L'oncle tyran exige que sa nièce se sépare de son mari, à moins que celui-ci ne consente à abandonner son cher Auguste ; en attendant, il traite de turc-à-maure cet époux repentant, dont la soumission ne le désavoue point ; et pour arranger les affaires, il fait enlever l'enfant par son domestique. Alors grand coup de théâtre : le petit est ramené par son père ; tout le monde croyait qu'Emilie et son oncle allaient pardonner, mais point du tout, ce n'est pas ainsi que l'auteur l'entendait : les époux se raccommodent, à la vérité, mais on envoie le pauvre enfant servir en qualité de mousse sur l’aimable Jeannette, frégate commandée par l'oncle bourru. Pour avoir la paix, le père consent à tout, et d'ailleurs on ne s'amuse pas trop à le consulter. Après cet heureux dénouement, un peu troublé par le bruit des sifflets, quelques amis ont voulu faire nommer l'auteur, mais on est venu annoncer qu'il désirait garder l'anonyme.
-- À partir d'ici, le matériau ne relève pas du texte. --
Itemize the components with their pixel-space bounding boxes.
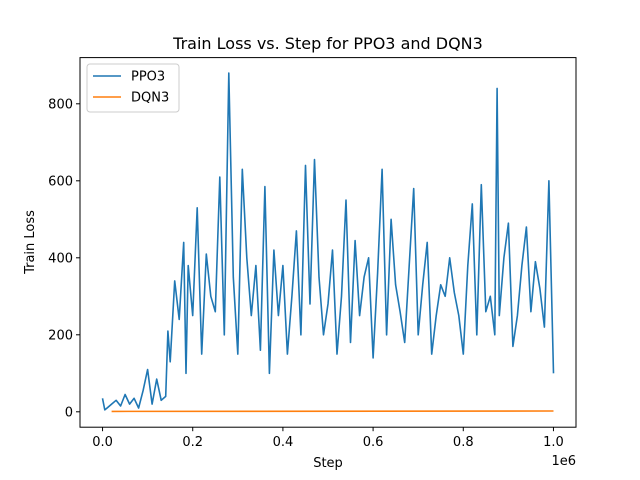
legend-label-ppo3: PPO3 <box>131 70 165 85</box>
x-axis-label: Step <box>313 456 343 471</box>
legend-label-dqn3: DQN3 <box>131 91 169 106</box>
x-scale-offset-label: 1e6 <box>551 454 576 469</box>
y-tick-label: 600 <box>48 174 73 189</box>
y-tick-label: 0 <box>65 405 73 420</box>
x-tick-label: 0.2 <box>182 435 203 450</box>
x-tick-label: 0.0 <box>92 435 113 450</box>
x-tick-label: 0.4 <box>273 435 294 450</box>
x-tick-label: 1.0 <box>543 435 564 450</box>
y-tick-label: 800 <box>48 97 73 112</box>
chart-title: Train Loss vs. Step for PPO3 and DQN3 <box>172 34 483 53</box>
x-tick-label: 0.6 <box>363 435 384 450</box>
y-axis: 0 200 400 600 800 <box>48 97 80 420</box>
plot-frame <box>79 57 577 428</box>
y-tick-label: 200 <box>48 328 73 343</box>
y-axis-label: Train Loss <box>23 210 38 275</box>
y-tick-label: 400 <box>48 251 73 266</box>
series-line-ppo3 <box>101 72 555 411</box>
x-tick-label: 0.8 <box>453 435 474 450</box>
plot-lines <box>101 72 555 413</box>
legend: PPO3 DQN3 <box>86 63 180 113</box>
x-axis: 0.0 0.2 0.4 0.6 0.8 1.0 <box>92 427 564 450</box>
Je n'essayerai pas de percer le nuage dans lequel il a jugé à propos de s'envelopper ; l'analyse de la pièce suffit pour prouver qu'il n'y a pas même d'intérêt : or, point de miséricorde pour un drame sans intérêt, car c'est là l'excuse du genre. Ici, à qui s'intéresserait-on ? Ce ne peut être au père, car malgré sa douceur et sa résignation sans pareille, on est révolté de son irrésolution et de sa faiblesse ; ce n'est point à Emilie, qui, après avoir pardonné la faute de son mari, devait en pardonner la suite, et dont la jalousie contre l'enfant est plus ridicule que touchante ; encore moins à l'oncle, mauvaise copie de tous les oncles bourrus qui sont au théâtre. Peut-être on eût été touché du sort de l'enfant, si l'auteur lui avait prêté un langage convenable â son âge ; mais, à sept ans, il est déterminé comme un héros de mélodrame. La conduite de la pièce ne vaut pas mieux que les caractères. Il n'y a nulle action, et l'exposition est d'une maladresse choquante. Quant au style, outre qu'il est souvent d'une extrême trivialité, on y remarque un si grand nombre de termes impropres, qu'on est toujours tenté de croire que les acteurs se trompent. Malgré tous ces défauts, j'engagerais presque les femmes à braver l'ennui et à mener leurs maris voir cette pièce. Les infidèles y sont vertement tancés, et souffrent les réprimandes avec une docilité admirableCela peut être d'un fort bon exemple.